Low-fat doesn't work? Go deeper.

Philip J. Goscienski, M.D.

July 2007

It's enough to make you wonder if the Keystone Cops have been reincarnated within the healthcare community. The Cops were a zany group that romped through silent movies, so clumsy that at least a couple would tumble from a patrol wagon during every chase. Like 1900s-era Inspector Clouseau clones, they managed to collar the crooks by the end of the episode in spite of their ineptitude.

You can be forgiven if you think that the medical community is confused, contradictory or just plain wrong in the advice that they have been handing out about fats for a couple of decades — like the Keystone Cops in lab coats. Before you give up on them you need to know a little about how medical research gets reported.

An example of apparent medical contradiction appeared recently in reports about the Women's Health Initiative: a low fat diet won't protect post-menopausal women from heart disease and cancer. That makes revenue-producing headlines for the media but scientists who read the original report went beyond those headlines.

Discerning readers of the original article noted that there wasn't a large difference between the diets of the study group (29 percent fat calories) and the control group (37 percent fat calories) by the sixth year of this 8-year program. The diets were not tightly controlled or directly measured and researchers relied on self-reporting, a system that is hardly accurate. Besides, limiting fat intake doesn't protect you from becoming overweight or from developing heart disease if you replace those fats with foods that contain flour and sugar with just as many calories.

The researchers didn't compare the participants' intake of healthy versus harmful fats. That distinction is critical. Americans not only have a diet that is about 40 percent fat, most of that is saturated, which increases cholesterol levels. Much of Western-diet fat comes from deep-fried foods that contain by-products that are directly harmful to the lining of blood vessels. Perhaps the most dangerous fats are trans fats. These chemically altered fats have a different shape from those found in nature so the body can't use them as efficiently. The evidence that they are directly linked to heart disease and cancer is strong enough that the U.S. government has mandated labeling laws to identify them in all processed foods.

The traditional Mediterranean diet also provides about 40 percent of its calories from fat but virtually all of it comes from olive oil, which is mostly monounsaturated. Those who enjoy the true Mediterranean cuisine have barely a twentieth of the heart disease that is the leading cause of death in our country and lower rates of cancer as well.

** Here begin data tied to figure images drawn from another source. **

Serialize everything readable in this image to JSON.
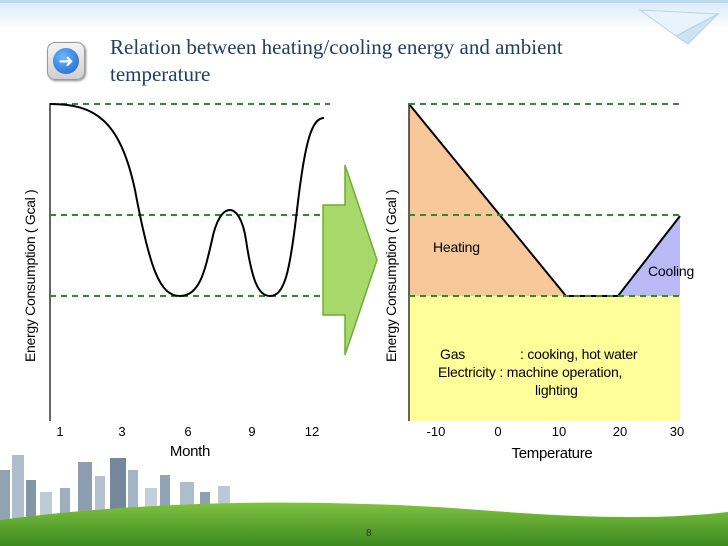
{
  "slide": {
    "title": "Relation between heating/cooling energy and ambient temperature",
    "page_number": "8",
    "nav_icon": "arrow-right-icon"
  },
  "left_chart": {
    "ylabel": "Energy Consumption ( Gcal )",
    "xlabel": "Month",
    "x_ticks": [
      "1",
      "3",
      "6",
      "9",
      "12"
    ]
  },
  "right_chart": {
    "ylabel": "Energy Consumption ( Gcal )",
    "xlabel": "Temperature",
    "x_ticks": [
      "-10",
      "0",
      "10",
      "20",
      "30"
    ],
    "heating_label": "Heating",
    "cooling_label": "Cooling",
    "gas_label": "Gas",
    "gas_desc": ": cooking, hot water",
    "electricity_label": "Electricity : machine operation,",
    "electricity_desc_2": "lighting"
  },
  "colors": {
    "title": "#1f3f66",
    "heating": "#f9c89a",
    "cooling": "#b9b9f5",
    "base": "#ffff99",
    "guide_lines": "#2e8b2e",
    "arrow": "#a8d86a"
  }
}
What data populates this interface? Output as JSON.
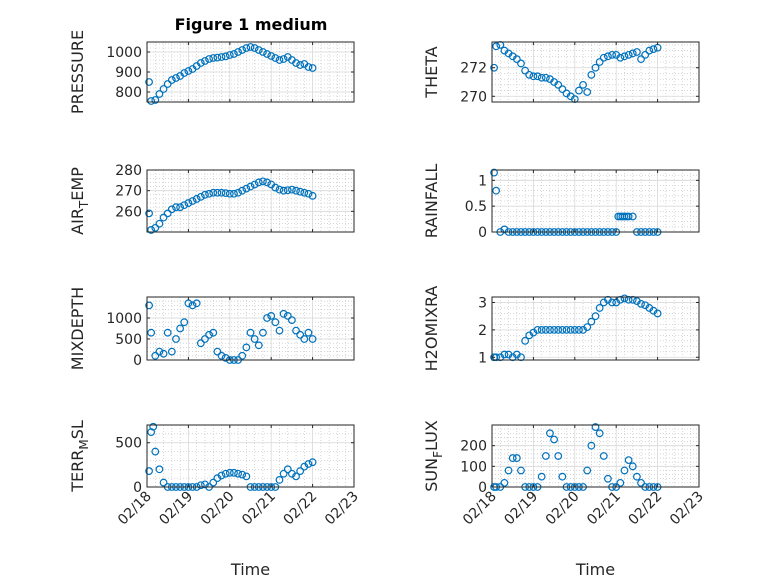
{
  "figure": {
    "title": "Figure 1 medium"
  },
  "colors": {
    "marker": "#0072BD",
    "axis": "#262626",
    "grid": "#BDBDBD"
  },
  "chart_data": [
    {
      "id": "pressure",
      "type": "scatter",
      "ylabel": "PRESSURE",
      "xlim": [
        0,
        5
      ],
      "ylim": [
        750,
        1050
      ],
      "yticks": [
        800,
        900,
        1000
      ],
      "ytick_labels": [
        "800",
        "900",
        "1000"
      ],
      "x": [
        0.05,
        0.1,
        0.2,
        0.3,
        0.4,
        0.5,
        0.6,
        0.7,
        0.8,
        0.9,
        1.0,
        1.1,
        1.2,
        1.3,
        1.4,
        1.5,
        1.6,
        1.7,
        1.8,
        1.9,
        2.0,
        2.1,
        2.2,
        2.3,
        2.4,
        2.5,
        2.6,
        2.7,
        2.8,
        2.9,
        3.0,
        3.1,
        3.2,
        3.3,
        3.4,
        3.5,
        3.6,
        3.7,
        3.8,
        3.9,
        4.0
      ],
      "y": [
        850,
        755,
        760,
        790,
        815,
        840,
        860,
        870,
        880,
        895,
        905,
        915,
        930,
        945,
        955,
        965,
        970,
        972,
        975,
        978,
        985,
        990,
        1000,
        1010,
        1020,
        1025,
        1020,
        1010,
        1000,
        990,
        980,
        970,
        960,
        965,
        975,
        960,
        945,
        935,
        940,
        925,
        920
      ]
    },
    {
      "id": "theta",
      "type": "scatter",
      "ylabel": "THETA",
      "xlim": [
        0,
        5
      ],
      "ylim": [
        269.6,
        273.8
      ],
      "yticks": [
        270,
        272
      ],
      "ytick_labels": [
        "270",
        "272"
      ],
      "x": [
        0.05,
        0.1,
        0.2,
        0.3,
        0.4,
        0.5,
        0.6,
        0.7,
        0.8,
        0.9,
        1.0,
        1.1,
        1.2,
        1.3,
        1.4,
        1.5,
        1.6,
        1.7,
        1.8,
        1.9,
        2.0,
        2.1,
        2.2,
        2.3,
        2.4,
        2.5,
        2.6,
        2.7,
        2.8,
        2.9,
        3.0,
        3.1,
        3.2,
        3.3,
        3.4,
        3.5,
        3.6,
        3.7,
        3.8,
        3.9,
        4.0
      ],
      "y": [
        272.0,
        273.5,
        273.6,
        273.2,
        273.0,
        272.8,
        272.6,
        272.3,
        271.8,
        271.5,
        271.4,
        271.4,
        271.3,
        271.3,
        271.2,
        271.0,
        270.8,
        270.5,
        270.2,
        270.0,
        269.8,
        270.4,
        270.8,
        270.3,
        271.5,
        272.0,
        272.4,
        272.7,
        272.8,
        272.9,
        272.9,
        272.7,
        272.8,
        272.9,
        273.0,
        273.1,
        272.6,
        272.9,
        273.2,
        273.3,
        273.4
      ]
    },
    {
      "id": "air-temp",
      "type": "scatter",
      "ylabel": "AIR_TEMP",
      "xlim": [
        0,
        5
      ],
      "ylim": [
        250,
        280
      ],
      "yticks": [
        260,
        270,
        280
      ],
      "ytick_labels": [
        "260",
        "270",
        "280"
      ],
      "x": [
        0.05,
        0.1,
        0.2,
        0.3,
        0.4,
        0.5,
        0.6,
        0.7,
        0.8,
        0.9,
        1.0,
        1.1,
        1.2,
        1.3,
        1.4,
        1.5,
        1.6,
        1.7,
        1.8,
        1.9,
        2.0,
        2.1,
        2.2,
        2.3,
        2.4,
        2.5,
        2.6,
        2.7,
        2.8,
        2.9,
        3.0,
        3.1,
        3.2,
        3.3,
        3.4,
        3.5,
        3.6,
        3.7,
        3.8,
        3.9,
        4.0
      ],
      "y": [
        259,
        251,
        252,
        254,
        257,
        259,
        261,
        262,
        262,
        263,
        264,
        265,
        266,
        267,
        268,
        268.5,
        269,
        269,
        269,
        268.8,
        268.5,
        268.5,
        269,
        270,
        271,
        272,
        273,
        274,
        274.5,
        274,
        273,
        271.5,
        270.5,
        270,
        270.2,
        270.5,
        270,
        269.5,
        269,
        268.5,
        267.5
      ]
    },
    {
      "id": "rainfall",
      "type": "scatter",
      "ylabel": "RAINFALL",
      "xlim": [
        0,
        5
      ],
      "ylim": [
        0,
        1.2
      ],
      "yticks": [
        0,
        0.5,
        1
      ],
      "ytick_labels": [
        "0",
        "0.5",
        "1"
      ],
      "x": [
        0.05,
        0.1,
        0.2,
        0.3,
        0.4,
        0.5,
        0.6,
        0.7,
        0.8,
        0.9,
        1.0,
        1.1,
        1.2,
        1.3,
        1.4,
        1.5,
        1.6,
        1.7,
        1.8,
        1.9,
        2.0,
        2.1,
        2.2,
        2.3,
        2.4,
        2.5,
        2.6,
        2.7,
        2.8,
        2.9,
        3.0,
        3.05,
        3.1,
        3.15,
        3.2,
        3.25,
        3.3,
        3.4,
        3.5,
        3.6,
        3.7,
        3.8,
        3.9,
        4.0
      ],
      "y": [
        1.15,
        0.8,
        0,
        0.05,
        0,
        0,
        0,
        0,
        0,
        0,
        0,
        0,
        0,
        0,
        0,
        0,
        0,
        0,
        0,
        0,
        0,
        0,
        0,
        0,
        0,
        0,
        0,
        0,
        0,
        0,
        0,
        0.3,
        0.3,
        0.3,
        0.3,
        0.3,
        0.3,
        0.3,
        0,
        0,
        0,
        0,
        0,
        0
      ]
    },
    {
      "id": "mixdepth",
      "type": "scatter",
      "ylabel": "MIXDEPTH",
      "xlim": [
        0,
        5
      ],
      "ylim": [
        0,
        1500
      ],
      "yticks": [
        0,
        500,
        1000
      ],
      "ytick_labels": [
        "0",
        "500",
        "1000"
      ],
      "x": [
        0.05,
        0.1,
        0.2,
        0.3,
        0.4,
        0.5,
        0.6,
        0.7,
        0.8,
        0.9,
        1.0,
        1.1,
        1.2,
        1.3,
        1.4,
        1.5,
        1.6,
        1.7,
        1.8,
        1.9,
        2.0,
        2.1,
        2.2,
        2.3,
        2.4,
        2.5,
        2.6,
        2.7,
        2.8,
        2.9,
        3.0,
        3.1,
        3.2,
        3.3,
        3.4,
        3.5,
        3.6,
        3.7,
        3.8,
        3.9,
        4.0
      ],
      "y": [
        1300,
        650,
        100,
        200,
        150,
        650,
        200,
        500,
        750,
        900,
        1350,
        1300,
        1350,
        400,
        500,
        600,
        650,
        200,
        100,
        50,
        0,
        0,
        0,
        100,
        300,
        650,
        500,
        350,
        650,
        1000,
        1050,
        900,
        700,
        1100,
        1050,
        950,
        700,
        600,
        500,
        650,
        500
      ]
    },
    {
      "id": "h2omixra",
      "type": "scatter",
      "ylabel": "H2OMIXRA",
      "xlim": [
        0,
        5
      ],
      "ylim": [
        0.9,
        3.2
      ],
      "yticks": [
        1,
        2,
        3
      ],
      "ytick_labels": [
        "1",
        "2",
        "3"
      ],
      "x": [
        0.05,
        0.1,
        0.2,
        0.3,
        0.4,
        0.5,
        0.6,
        0.7,
        0.8,
        0.9,
        1.0,
        1.1,
        1.2,
        1.3,
        1.4,
        1.5,
        1.6,
        1.7,
        1.8,
        1.9,
        2.0,
        2.1,
        2.2,
        2.3,
        2.4,
        2.5,
        2.6,
        2.7,
        2.8,
        2.9,
        3.0,
        3.1,
        3.2,
        3.3,
        3.4,
        3.5,
        3.6,
        3.7,
        3.8,
        3.9,
        4.0
      ],
      "y": [
        1.0,
        1.0,
        1.0,
        1.1,
        1.1,
        1.0,
        1.1,
        1.0,
        1.6,
        1.8,
        1.9,
        2.0,
        2.0,
        2.0,
        2.0,
        2.0,
        2.0,
        2.0,
        2.0,
        2.0,
        2.0,
        2.0,
        2.0,
        2.1,
        2.3,
        2.5,
        2.8,
        3.0,
        3.1,
        3.0,
        3.0,
        3.1,
        3.15,
        3.1,
        3.1,
        3.05,
        2.95,
        2.9,
        2.8,
        2.7,
        2.6
      ]
    },
    {
      "id": "terr-msl",
      "type": "scatter",
      "ylabel": "TERR_MSL",
      "xlim": [
        0,
        5
      ],
      "ylim": [
        0,
        700
      ],
      "yticks": [
        0,
        500
      ],
      "ytick_labels": [
        "0",
        "500"
      ],
      "x": [
        0.05,
        0.1,
        0.15,
        0.2,
        0.3,
        0.4,
        0.5,
        0.6,
        0.7,
        0.8,
        0.9,
        1.0,
        1.1,
        1.2,
        1.3,
        1.4,
        1.5,
        1.6,
        1.7,
        1.8,
        1.9,
        2.0,
        2.1,
        2.2,
        2.3,
        2.4,
        2.5,
        2.6,
        2.7,
        2.8,
        2.9,
        3.0,
        3.1,
        3.2,
        3.3,
        3.4,
        3.5,
        3.6,
        3.7,
        3.8,
        3.9,
        4.0
      ],
      "y": [
        180,
        620,
        680,
        400,
        200,
        50,
        0,
        0,
        0,
        0,
        0,
        0,
        0,
        0,
        20,
        30,
        0,
        50,
        100,
        130,
        150,
        160,
        160,
        150,
        140,
        120,
        0,
        0,
        0,
        0,
        0,
        0,
        0,
        80,
        150,
        200,
        150,
        120,
        180,
        230,
        260,
        280
      ]
    },
    {
      "id": "sun-flux",
      "type": "scatter",
      "ylabel": "SUN_FLUX",
      "xlim": [
        0,
        5
      ],
      "ylim": [
        0,
        300
      ],
      "yticks": [
        0,
        100,
        200
      ],
      "ytick_labels": [
        "0",
        "100",
        "200"
      ],
      "x": [
        0.05,
        0.1,
        0.2,
        0.3,
        0.4,
        0.5,
        0.6,
        0.7,
        0.8,
        0.9,
        1.0,
        1.1,
        1.2,
        1.3,
        1.4,
        1.5,
        1.6,
        1.7,
        1.8,
        1.9,
        2.0,
        2.1,
        2.2,
        2.3,
        2.4,
        2.5,
        2.6,
        2.7,
        2.8,
        2.9,
        3.0,
        3.1,
        3.2,
        3.3,
        3.4,
        3.5,
        3.6,
        3.7,
        3.8,
        3.9,
        4.0
      ],
      "y": [
        0,
        0,
        0,
        20,
        80,
        140,
        140,
        80,
        0,
        0,
        0,
        0,
        50,
        150,
        260,
        230,
        150,
        50,
        0,
        0,
        0,
        0,
        0,
        80,
        200,
        290,
        260,
        150,
        40,
        0,
        0,
        20,
        80,
        130,
        100,
        50,
        20,
        0,
        0,
        0,
        0
      ]
    }
  ],
  "xaxis": {
    "ticks": [
      0,
      1,
      2,
      3,
      4,
      5
    ],
    "tick_labels": [
      "02/18",
      "02/19",
      "02/20",
      "02/21",
      "02/22",
      "02/23"
    ],
    "label": "Time"
  }
}
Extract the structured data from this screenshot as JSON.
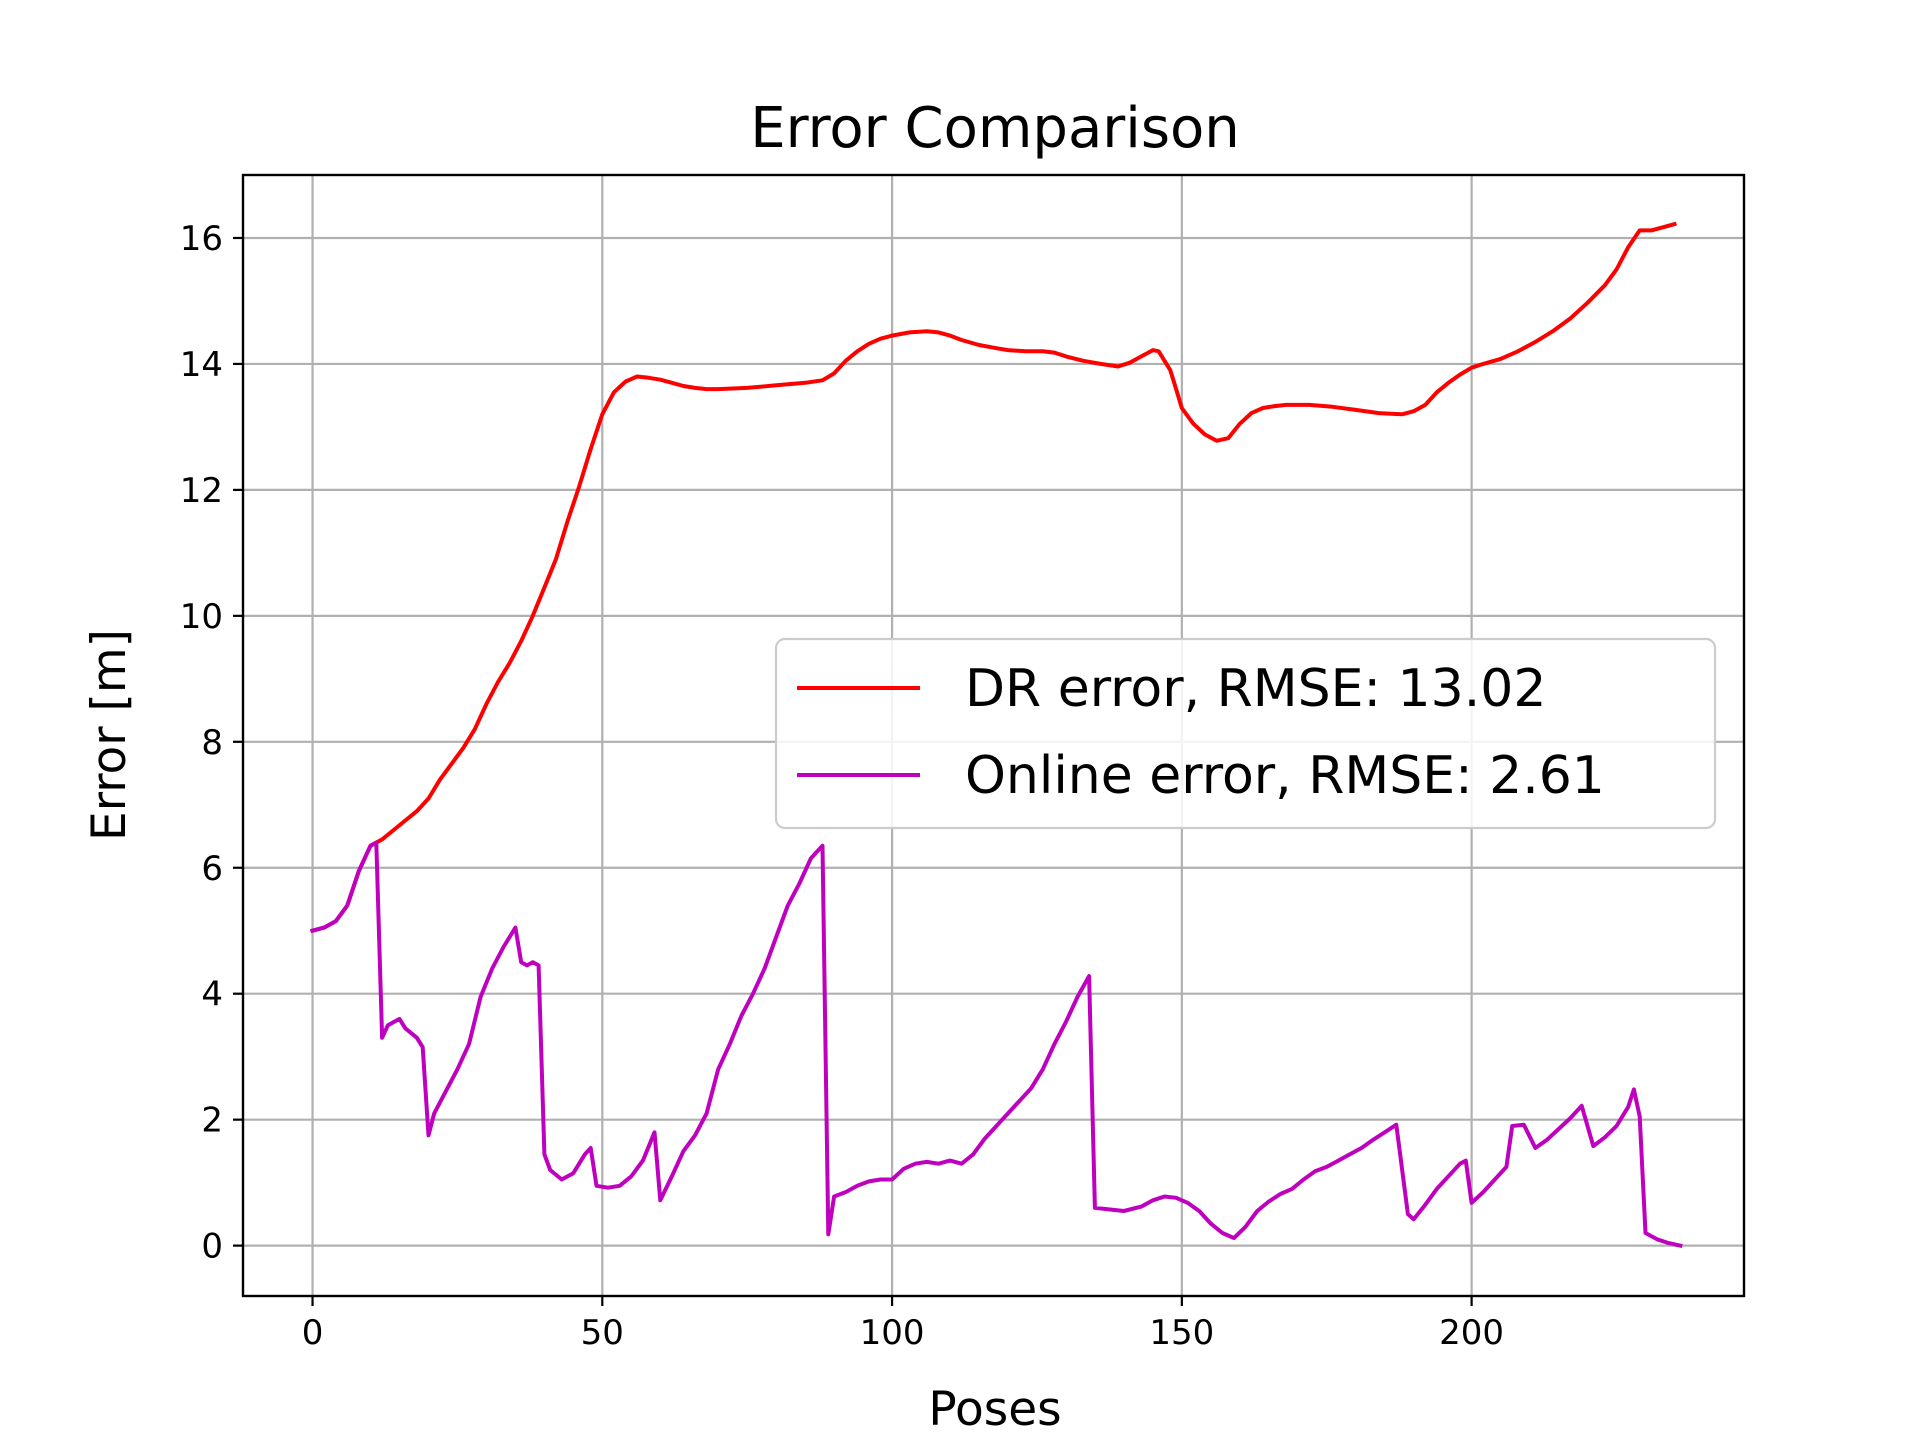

It's not unusual for Arctic hunters to get more than 50 percent of their calories from fat but it's almost all polyunsaturated, which is heart-protective. The rest is monounsaturated.

The study simply showed that a slight reduction in overall fat intake doesn't matter much in preventing heart disease or cancer, but you could probably guess that. A major factor in maintaining good health is the elimination of the wrong kinds of fats, not all fats.

The Keystone Cops had it right on this one.